Global Forwarding Rule이 들어오는 요청을 전부 target HTTP proxy로 보낸다.
proxy에서는 URL map을 체크하고, 들어온 요청 url에 맞게 appropriated Backend service로 요청을 보낸다. 위 사진의 경우 guestbook application with only one backend service.
백엔드 서비스는 두 개 있다; US central 1-a, Europe west d. 각각의 region에 managed instance group 형태로 존재한다.
처음 요청이 들어오면, HTTPS load balancing service가 approximate origin of the request from the source IP address. (이 요청이 어디서 왔는지부터 파악한다)
Load balancing service는 백엔드 서비스의 instance group가 각각 어느 region인지, overall capacity / overall current usage를 알고 있다. 따라서 요청이 들어온 곳에서 가장 가까운 region이 available하면 그리로 요청을 보낸다.
예시에서는 미국 접속자는 미국 region, 유럽 접속자는 유럽 region으로 요청이 넘어갈 것.
Health instance가 없거나, 추가요청을 수용할 수 없는 상황이라면, 그 다음으로 가까운 region 측에 요청을 전달한다.

-> 이걸 Cross-region Load balancing이라고 한다.

Load Balancing의 다른 경우는 Content-based load balancing. 예시의 경우 Web / video traffic에 따라 backend service를 분리해둔 상황.

트래픽은 URL header에 의해 분리되고, 요청하는 데이터가 video인지 web인지에 따라 상응하는 백엔드 시스템으로 요청을 보내는 식이다.

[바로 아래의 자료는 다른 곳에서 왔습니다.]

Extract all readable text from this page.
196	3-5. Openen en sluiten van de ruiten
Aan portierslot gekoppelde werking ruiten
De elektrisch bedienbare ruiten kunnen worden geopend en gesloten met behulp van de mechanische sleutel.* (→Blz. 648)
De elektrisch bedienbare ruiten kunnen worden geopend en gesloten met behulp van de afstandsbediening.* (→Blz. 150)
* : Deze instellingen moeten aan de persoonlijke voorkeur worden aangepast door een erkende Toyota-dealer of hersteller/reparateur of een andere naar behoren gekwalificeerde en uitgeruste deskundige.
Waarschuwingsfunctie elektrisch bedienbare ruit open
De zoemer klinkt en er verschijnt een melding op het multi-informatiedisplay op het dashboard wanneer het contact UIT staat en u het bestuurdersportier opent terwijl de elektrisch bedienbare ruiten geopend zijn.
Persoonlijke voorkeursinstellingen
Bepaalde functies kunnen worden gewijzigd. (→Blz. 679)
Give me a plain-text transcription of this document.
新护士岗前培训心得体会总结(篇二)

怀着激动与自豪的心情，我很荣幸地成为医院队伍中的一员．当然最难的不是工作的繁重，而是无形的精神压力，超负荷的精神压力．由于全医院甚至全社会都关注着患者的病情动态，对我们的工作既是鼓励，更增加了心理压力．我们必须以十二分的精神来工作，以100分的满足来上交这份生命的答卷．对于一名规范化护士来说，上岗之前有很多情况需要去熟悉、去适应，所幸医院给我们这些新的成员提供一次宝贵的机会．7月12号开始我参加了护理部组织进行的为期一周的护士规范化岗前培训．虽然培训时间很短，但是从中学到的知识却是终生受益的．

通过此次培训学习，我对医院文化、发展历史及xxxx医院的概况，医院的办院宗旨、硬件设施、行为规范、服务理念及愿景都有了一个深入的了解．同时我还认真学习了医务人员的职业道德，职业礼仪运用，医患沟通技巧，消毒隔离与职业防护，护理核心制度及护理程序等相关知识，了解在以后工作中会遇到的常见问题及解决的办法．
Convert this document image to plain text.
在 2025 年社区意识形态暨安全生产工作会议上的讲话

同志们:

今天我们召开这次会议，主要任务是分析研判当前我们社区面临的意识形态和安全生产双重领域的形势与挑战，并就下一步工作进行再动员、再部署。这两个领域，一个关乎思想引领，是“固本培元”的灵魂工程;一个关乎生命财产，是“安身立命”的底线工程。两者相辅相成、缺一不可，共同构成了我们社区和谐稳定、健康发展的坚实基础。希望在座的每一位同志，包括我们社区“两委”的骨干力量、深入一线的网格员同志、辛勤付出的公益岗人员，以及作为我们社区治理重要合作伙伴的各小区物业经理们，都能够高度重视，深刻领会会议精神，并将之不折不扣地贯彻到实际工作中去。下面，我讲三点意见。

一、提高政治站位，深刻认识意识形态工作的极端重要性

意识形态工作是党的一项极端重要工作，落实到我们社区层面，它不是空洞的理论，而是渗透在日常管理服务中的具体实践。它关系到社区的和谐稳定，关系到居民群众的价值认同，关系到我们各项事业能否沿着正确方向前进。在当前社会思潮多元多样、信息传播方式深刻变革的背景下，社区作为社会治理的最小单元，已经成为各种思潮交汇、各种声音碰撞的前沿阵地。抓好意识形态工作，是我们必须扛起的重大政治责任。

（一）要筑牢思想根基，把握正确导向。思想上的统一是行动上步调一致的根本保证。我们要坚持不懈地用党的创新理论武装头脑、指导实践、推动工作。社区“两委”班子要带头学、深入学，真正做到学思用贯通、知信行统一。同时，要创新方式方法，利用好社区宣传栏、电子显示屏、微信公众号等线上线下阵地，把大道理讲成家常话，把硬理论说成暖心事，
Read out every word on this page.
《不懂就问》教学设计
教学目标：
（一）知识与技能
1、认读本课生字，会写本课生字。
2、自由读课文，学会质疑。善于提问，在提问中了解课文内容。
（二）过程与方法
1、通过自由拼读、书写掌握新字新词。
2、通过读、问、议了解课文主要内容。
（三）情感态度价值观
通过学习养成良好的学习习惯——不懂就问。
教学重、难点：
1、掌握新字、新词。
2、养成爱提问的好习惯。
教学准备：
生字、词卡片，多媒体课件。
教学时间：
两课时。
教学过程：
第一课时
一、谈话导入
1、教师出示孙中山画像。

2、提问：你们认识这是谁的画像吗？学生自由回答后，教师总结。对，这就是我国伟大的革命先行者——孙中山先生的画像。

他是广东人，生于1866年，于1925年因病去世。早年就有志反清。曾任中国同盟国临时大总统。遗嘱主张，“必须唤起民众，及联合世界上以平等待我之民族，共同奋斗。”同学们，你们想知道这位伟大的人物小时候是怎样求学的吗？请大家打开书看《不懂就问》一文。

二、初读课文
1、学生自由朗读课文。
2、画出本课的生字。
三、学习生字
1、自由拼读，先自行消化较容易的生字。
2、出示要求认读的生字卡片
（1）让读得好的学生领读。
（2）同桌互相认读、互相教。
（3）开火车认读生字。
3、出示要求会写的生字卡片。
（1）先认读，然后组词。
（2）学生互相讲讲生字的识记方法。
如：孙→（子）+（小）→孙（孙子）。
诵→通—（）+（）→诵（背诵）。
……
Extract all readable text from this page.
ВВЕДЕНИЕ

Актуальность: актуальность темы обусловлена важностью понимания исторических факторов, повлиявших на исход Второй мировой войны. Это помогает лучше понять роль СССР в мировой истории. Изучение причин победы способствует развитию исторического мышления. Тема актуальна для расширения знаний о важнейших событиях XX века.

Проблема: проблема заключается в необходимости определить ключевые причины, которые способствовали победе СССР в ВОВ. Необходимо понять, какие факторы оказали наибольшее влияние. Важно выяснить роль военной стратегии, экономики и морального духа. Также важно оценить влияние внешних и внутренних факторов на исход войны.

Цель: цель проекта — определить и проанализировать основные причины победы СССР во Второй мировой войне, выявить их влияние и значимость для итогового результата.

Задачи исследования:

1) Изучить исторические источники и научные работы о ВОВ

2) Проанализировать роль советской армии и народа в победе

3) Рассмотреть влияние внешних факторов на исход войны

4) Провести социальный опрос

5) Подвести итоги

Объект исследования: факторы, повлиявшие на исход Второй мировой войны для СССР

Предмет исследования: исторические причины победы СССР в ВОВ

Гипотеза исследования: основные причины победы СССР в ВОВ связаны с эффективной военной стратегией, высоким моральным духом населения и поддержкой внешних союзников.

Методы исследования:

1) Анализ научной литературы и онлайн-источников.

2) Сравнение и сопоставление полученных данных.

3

이 모든 작업이 single global IP address로 처리됨.

HTTP(S) Load balancing

HTTPS 로드밸런서도 상술한 HTTP 로드밸런서와 거의 동일하다. 후술할 몇 가지 차이점만 빼면

Target HTTPS proxy 사용.
최소 한 개의 SSL certificate installed on the target HTTPS proxy for the Load balancer
Client의 SSL session terminates at the load balancer
Support QUIC transport layer protocol.
QUIC -> transport layer 프로토콜로, allow faster client connection initiation, eliminate head of line blocking in multiplexed streams, support connections migration when a client’s IP address changes.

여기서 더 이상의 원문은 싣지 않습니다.